A second avenue of work is with hydrogels, which are water-loving polymers. Our research group, along with many others around the world, is investigating engineered hydrogels for use in removing contaminants from water and controlling the rate of drug delivery. Student-researchers are an integral part of his research lab and, since 2004, Nolan has had the pleasure of working with 36 student-researchers, many of whom have presented their results at national science conferences and/or co-authored peer-reviewed publications.
Nolan teaches at both the introductory and advanced levels. Each fall, he teaches Analytical Chemistry, which was his area of specialization in graduate school. There, students study the use of advanced instruments to probe chemical systems.
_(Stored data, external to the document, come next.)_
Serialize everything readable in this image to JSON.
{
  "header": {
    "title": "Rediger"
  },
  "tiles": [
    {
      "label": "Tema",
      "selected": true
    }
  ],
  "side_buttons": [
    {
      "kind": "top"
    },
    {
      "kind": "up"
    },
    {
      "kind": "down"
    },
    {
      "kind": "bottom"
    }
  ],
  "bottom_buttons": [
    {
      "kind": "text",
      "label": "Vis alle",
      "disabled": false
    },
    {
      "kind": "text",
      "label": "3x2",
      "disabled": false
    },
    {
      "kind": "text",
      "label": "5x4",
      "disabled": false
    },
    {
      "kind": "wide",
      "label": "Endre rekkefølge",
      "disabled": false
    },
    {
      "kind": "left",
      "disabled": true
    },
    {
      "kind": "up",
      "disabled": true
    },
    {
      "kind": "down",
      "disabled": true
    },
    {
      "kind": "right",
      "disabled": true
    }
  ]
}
Topics include electronics and circuitry, data processing, and measurement methods.Recently, Nolan had taught this course in an integrated lecture-lab format with two three-hour sessions per week.
Also at the advanced level, Nolan has taught a seminar in nanoscience and nanotechnology. During the most recent offering, he and his students examined the work of three Boston-based luminaries in the field. The studies culminated in trips to visit the labs of each of the researchers. At the introductory level, Nolan frequently teach Chemical Analysis and Equilibrium, the second semester introductory course. In this setting, he enjoys using non-traditional methods for conveying chemical content and engaging the class.
Nolan has had the opportunity to work collaboratively with a number of excellent researchers. In addition to chemists, biologists, and geoscientists within the College, he has studied the behavior of needle-like viruses with a physicist at Brandeis University and materials for wound healing with a biomedical engineer at Yale University. His interest in science writing has been enhanced by the opportunity to review papers submitted for publication by other researchers. Over the last five years, Nolan has reviewed papers for a dozen journals including those specializing in materials chemistry, polymer chemistry, surface chemistry, and chemical education.
He enjoys reading, jogging, and watching athletics including the many Wellesley College games that he attends with his son.